Mendengar itu Alfi pun tersenyum dan berkata.


" Temui saja diri nya, Dan selesaikan semua nya dengan baik" Agar tidak ada yang merasa tersakiti setelah ini...


" Tapi !!! Aku tidak ingin menemuinya sendiri jika tanpa dirimu bersama dengan ku, jawab nya yang sekan mengajak sang calon istri agar ikut bersama dengan nya..


Haaammm,,, terdengar tarikan napas Alfi ...


" Ya'udah aku minta izin sama mama dulu, semoga aku di izinkan nya untuk keluar bersamamu.


Setelah meminta izin dan di berikan izin, keduanya pun menuju tempat yang pernah menjadi favorit sang calon suami bersama sang mantan..


🦋🦋🦋


Di sebuah caffe, duduklah seorang wanita yang di temani dengan segelas minuman yang ia pesankan untuk dirinya, sambil sesekali menatap layar ponsel yang ada di genggaman nya.


Senyuman penantian seakan menjadi penghias bagi kecantikan nya.


Tanpa ia sadari, Orang yang ia tunggu sudah melihat nya dari jauh..


Argi yang mengenakan kaos biasa nampak tersenyum, dan melirik kepada sang calon istri dan memberitahu bahwa wanita yang duduk sendiri itu adalah mantan kekasih nya..



Alfi yang di beri kodepun menengok ke arah yang di maksud.


" Yang itu ya, tunjuk Alfi..


" Ia,, yuk, ajak Alrgi kepada Alfi.. Untuk menghampiri sang mantan yang sudah menunggu nya..


Lalu keduanya pun berjalan beriringan mendekati meja di mana jeny sedang berada...


***


Dia yang merasa di sapapun menoleh,m dengan perasa'an kerinduanpun lalu melingkarkan tangan nya di pundak Argi tanpa memperhatikan wanita yang sa'at ini berdiri tepat di samping lelaki yang ia peluk.


Menyadari lelaki yang ia rindukan tidak datang sendirian dia pun memasang raut muka yang penuh tanda tanya..


" Sayang,, Aku sangat merindukanmu, Ma'afkan aku yang dulu, yang pernah pergi meninggalkanmu, ucap nya dengan nada menahan tangisan.


" Sudah lah, lupakan itu semua, Toh sebentar lagi akupun akan menikah, sambil melihat kearah Alfi yang sedari tadi duduk di samping nya.


Tidak Mungkin, Teriak nya seakan tak memperdulikan kepada semua mata yang sa'at ini melihat ke arah nya..


" Apa yang tidak mungkin,, Asal kamu tau, Wanita yang sa'at ini bersamaku adalah calon istriku, Jadi aku mohon lupakan aku, Lupakan aku sewaktu engkau pergi bersa Niko.


" Tidak, ini tidak mungkin, Bukankan kau sudah berjanji, Bahwa kau hanya menikah denganku, teriak Jeny semakin menjadi"..


" Ia, itu dulu,, Sewaktu kamu tidak meninggalkanku, tapi sekarang, bagi aku kamu bukan siapa", Jadi aku minta tolong jangan ganggu kehidupanku, apalagi pernihkanku.


Setelah mengatakan demikian, Argi pun mengajak Alfi untuk meninggalkan Jeny yang sa'at ini sedang histeris..


***


" Ar,, kok Aku jadi kasihan melihat si Jeny, ucap nya dengan hati"


" Orang seperti dia tidak pantas untuk di kasihanin.
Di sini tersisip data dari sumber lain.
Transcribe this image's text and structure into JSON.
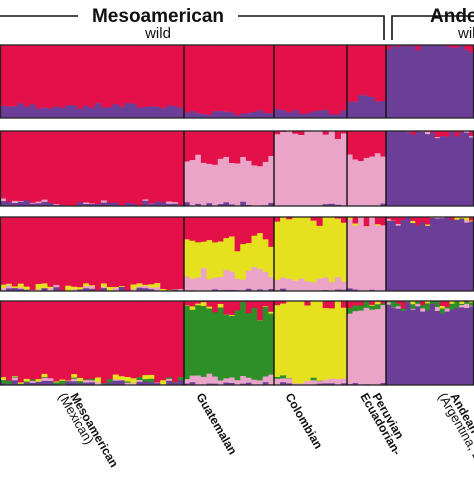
{
  "chart_data": {
    "type": "bar",
    "subtype": "stacked-admixture",
    "header": {
      "groups": [
        {
          "title": "Mesoamerican",
          "subtitle": "wild"
        },
        {
          "title": "Andean",
          "subtitle": "wild"
        }
      ]
    },
    "colors": {
      "red": "#e3104a",
      "purple": "#6b3e98",
      "pink": "#eaa4c8",
      "yellow": "#e6e11e",
      "green": "#2e8e27",
      "lightgreen": "#7fc145"
    },
    "populations": [
      {
        "name": "Mesoamerican",
        "sub": "(Mexican)",
        "n": 31
      },
      {
        "name": "Guatemalan",
        "sub": "",
        "n": 16
      },
      {
        "name": "Colombian",
        "sub": "",
        "n": 12
      },
      {
        "name": "Ecuadorian-\nPeruvian",
        "sub": "",
        "n": 7
      },
      {
        "name": "Andean",
        "sub": "(Argentina, Bolivia)",
        "n": 18
      }
    ],
    "panels": [
      {
        "K": 2,
        "components": [
          "red",
          "purple"
        ],
        "pop_mean": [
          [
            0.84,
            0.16
          ],
          [
            0.93,
            0.07
          ],
          [
            0.92,
            0.08
          ],
          [
            0.7,
            0.3
          ],
          [
            0.03,
            0.97
          ]
        ]
      },
      {
        "K": 3,
        "components": [
          "red",
          "pink",
          "purple"
        ],
        "pop_mean": [
          [
            0.96,
            0.0,
            0.04
          ],
          [
            0.4,
            0.58,
            0.02
          ],
          [
            0.02,
            0.98,
            0.0
          ],
          [
            0.35,
            0.65,
            0.0
          ],
          [
            0.02,
            0.0,
            0.98
          ]
        ]
      },
      {
        "K": 4,
        "components": [
          "red",
          "yellow",
          "pink",
          "purple"
        ],
        "pop_mean": [
          [
            0.94,
            0.03,
            0.01,
            0.02
          ],
          [
            0.32,
            0.45,
            0.23,
            0.0
          ],
          [
            0.02,
            0.83,
            0.15,
            0.0
          ],
          [
            0.05,
            0.0,
            0.95,
            0.0
          ],
          [
            0.01,
            0.0,
            0.0,
            0.99
          ]
        ]
      },
      {
        "K": 5,
        "components": [
          "red",
          "yellow",
          "green",
          "pink",
          "purple"
        ],
        "pop_mean": [
          [
            0.95,
            0.02,
            0.01,
            0.0,
            0.02
          ],
          [
            0.12,
            0.02,
            0.78,
            0.08,
            0.0
          ],
          [
            0.0,
            0.95,
            0.0,
            0.05,
            0.0
          ],
          [
            0.0,
            0.0,
            0.05,
            0.95,
            0.0
          ],
          [
            0.01,
            0.0,
            0.05,
            0.02,
            0.92
          ]
        ]
      }
    ]
  }
}
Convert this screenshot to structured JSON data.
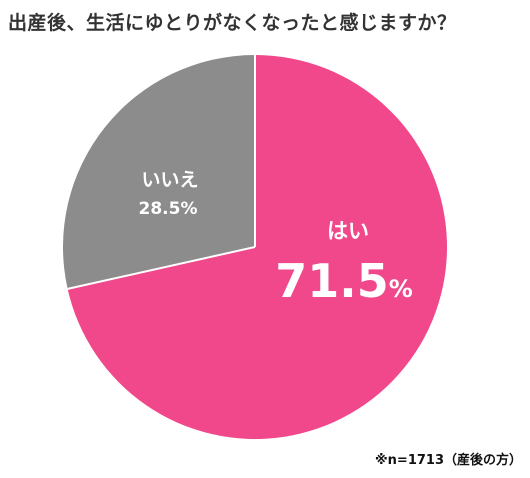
{
  "title": "出産後、生活にゆとりがなくなったと感じますか？",
  "note": "※n=1713（産後の方）",
  "chart_data": {
    "type": "pie",
    "start_angle_deg": 0,
    "direction": "clockwise",
    "slices": [
      {
        "label": "はい",
        "value": 71.5,
        "display_number": "71.5",
        "display_unit": "%",
        "color": "#f0488a"
      },
      {
        "label": "いいえ",
        "value": 28.5,
        "display_value": "28.5%",
        "color": "#8c8c8c"
      }
    ]
  }
}
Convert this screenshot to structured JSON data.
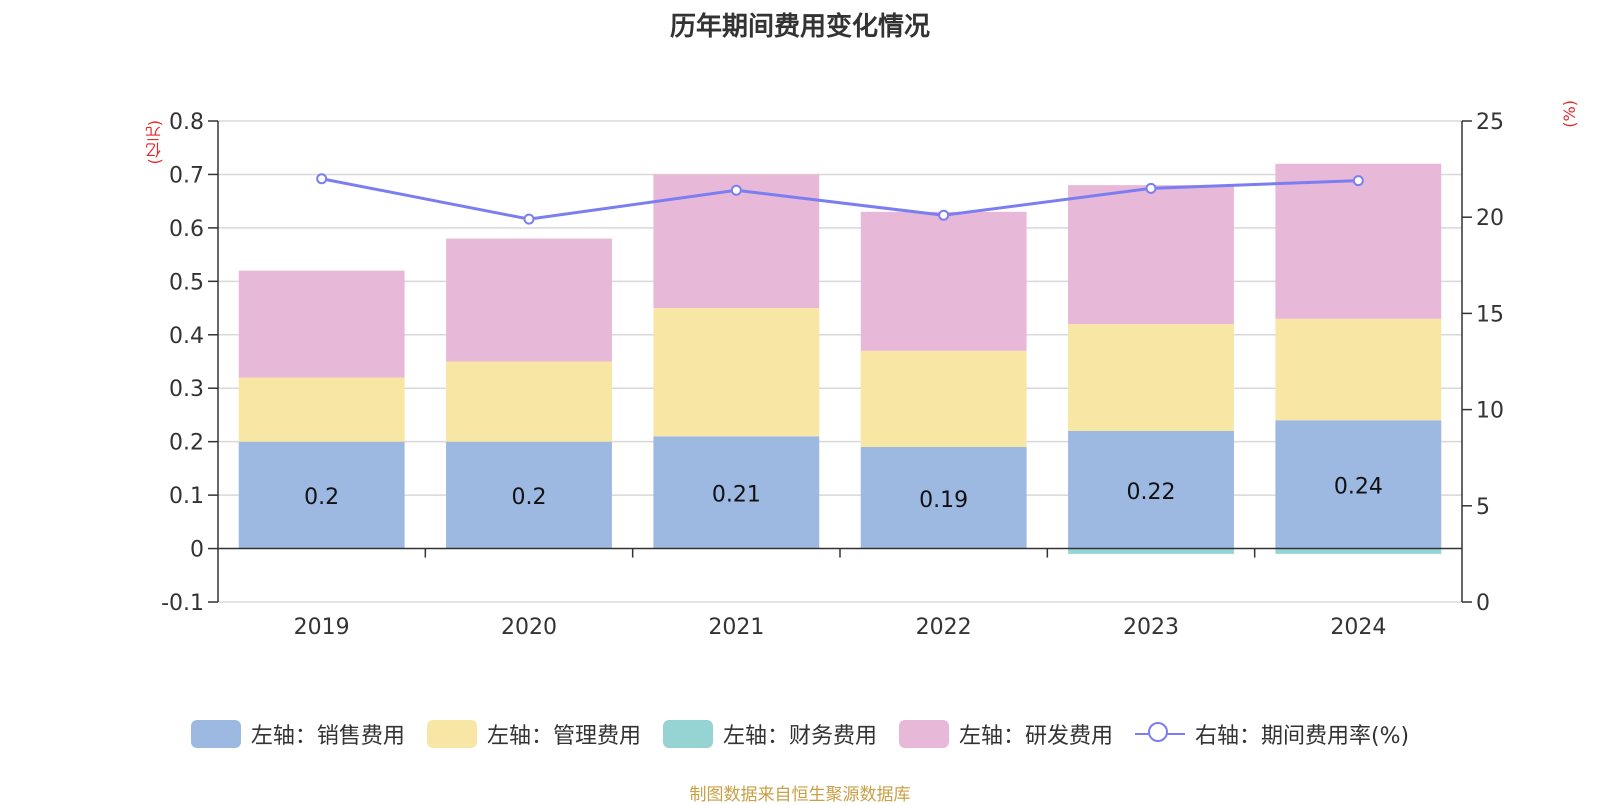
{
  "title": "历年期间费用变化情况",
  "left_unit": "(亿元)",
  "right_unit": "(%)",
  "source": "制图数据来自恒生聚源数据库",
  "colors": {
    "sales": "#9db8e1",
    "admin": "#f8e6a5",
    "finance": "#96d4d4",
    "rd": "#e8b8d8",
    "rate": "#7b7ef0",
    "grid": "#d8d8d8",
    "axis": "#333333"
  },
  "legend": [
    {
      "label": "左轴：销售费用",
      "type": "box",
      "color": "#9db8e1"
    },
    {
      "label": "左轴：管理费用",
      "type": "box",
      "color": "#f8e6a5"
    },
    {
      "label": "左轴：财务费用",
      "type": "box",
      "color": "#96d4d4"
    },
    {
      "label": "左轴：研发费用",
      "type": "box",
      "color": "#e8b8d8"
    },
    {
      "label": "右轴：期间费用率(%)",
      "type": "line",
      "color": "#7b7ef0"
    }
  ],
  "chart_data": {
    "type": "bar",
    "stacked": true,
    "categories": [
      "2019",
      "2020",
      "2021",
      "2022",
      "2023",
      "2024"
    ],
    "series": [
      {
        "name": "左轴：销售费用",
        "axis": "left",
        "values": [
          0.2,
          0.2,
          0.21,
          0.19,
          0.22,
          0.24
        ],
        "labels": [
          "0.2",
          "0.2",
          "0.21",
          "0.19",
          "0.22",
          "0.24"
        ]
      },
      {
        "name": "左轴：管理费用",
        "axis": "left",
        "values": [
          0.12,
          0.15,
          0.24,
          0.18,
          0.2,
          0.19
        ]
      },
      {
        "name": "左轴：财务费用",
        "axis": "left",
        "values": [
          0.0,
          0.0,
          0.0,
          0.0,
          -0.01,
          -0.01
        ]
      },
      {
        "name": "左轴：研发费用",
        "axis": "left",
        "values": [
          0.2,
          0.23,
          0.25,
          0.26,
          0.26,
          0.29
        ]
      },
      {
        "name": "右轴：期间费用率(%)",
        "axis": "right",
        "type": "line",
        "values": [
          22.0,
          19.9,
          21.4,
          20.1,
          21.5,
          21.9
        ]
      }
    ],
    "left_axis": {
      "min": -0.1,
      "max": 0.8,
      "ticks": [
        "-0.1",
        "0",
        "0.1",
        "0.2",
        "0.3",
        "0.4",
        "0.5",
        "0.6",
        "0.7",
        "0.8"
      ]
    },
    "right_axis": {
      "min": 0,
      "max": 25,
      "ticks": [
        "0",
        "5",
        "10",
        "15",
        "20",
        "25"
      ]
    },
    "grid": true,
    "legend_position": "bottom"
  }
}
Jawab nya dengan santai.


Dia pun tersenyum, dan kembali bertanya.


" Mau kemana sekarang??


" Kita makan siang aja dulu, setelah itu aku antarin kamu pulang. Makasih ya udah mau temanin aku, sambil menggenggam tangan sang kekasih


Ia pun tak menjawab, hanya melemparkan senyum, sekan memberi kode bahwa dia pun berterimakasih, Karena Sang calon suami sudah mau berkata jujur tentang hubungan nya bersama sang mantan..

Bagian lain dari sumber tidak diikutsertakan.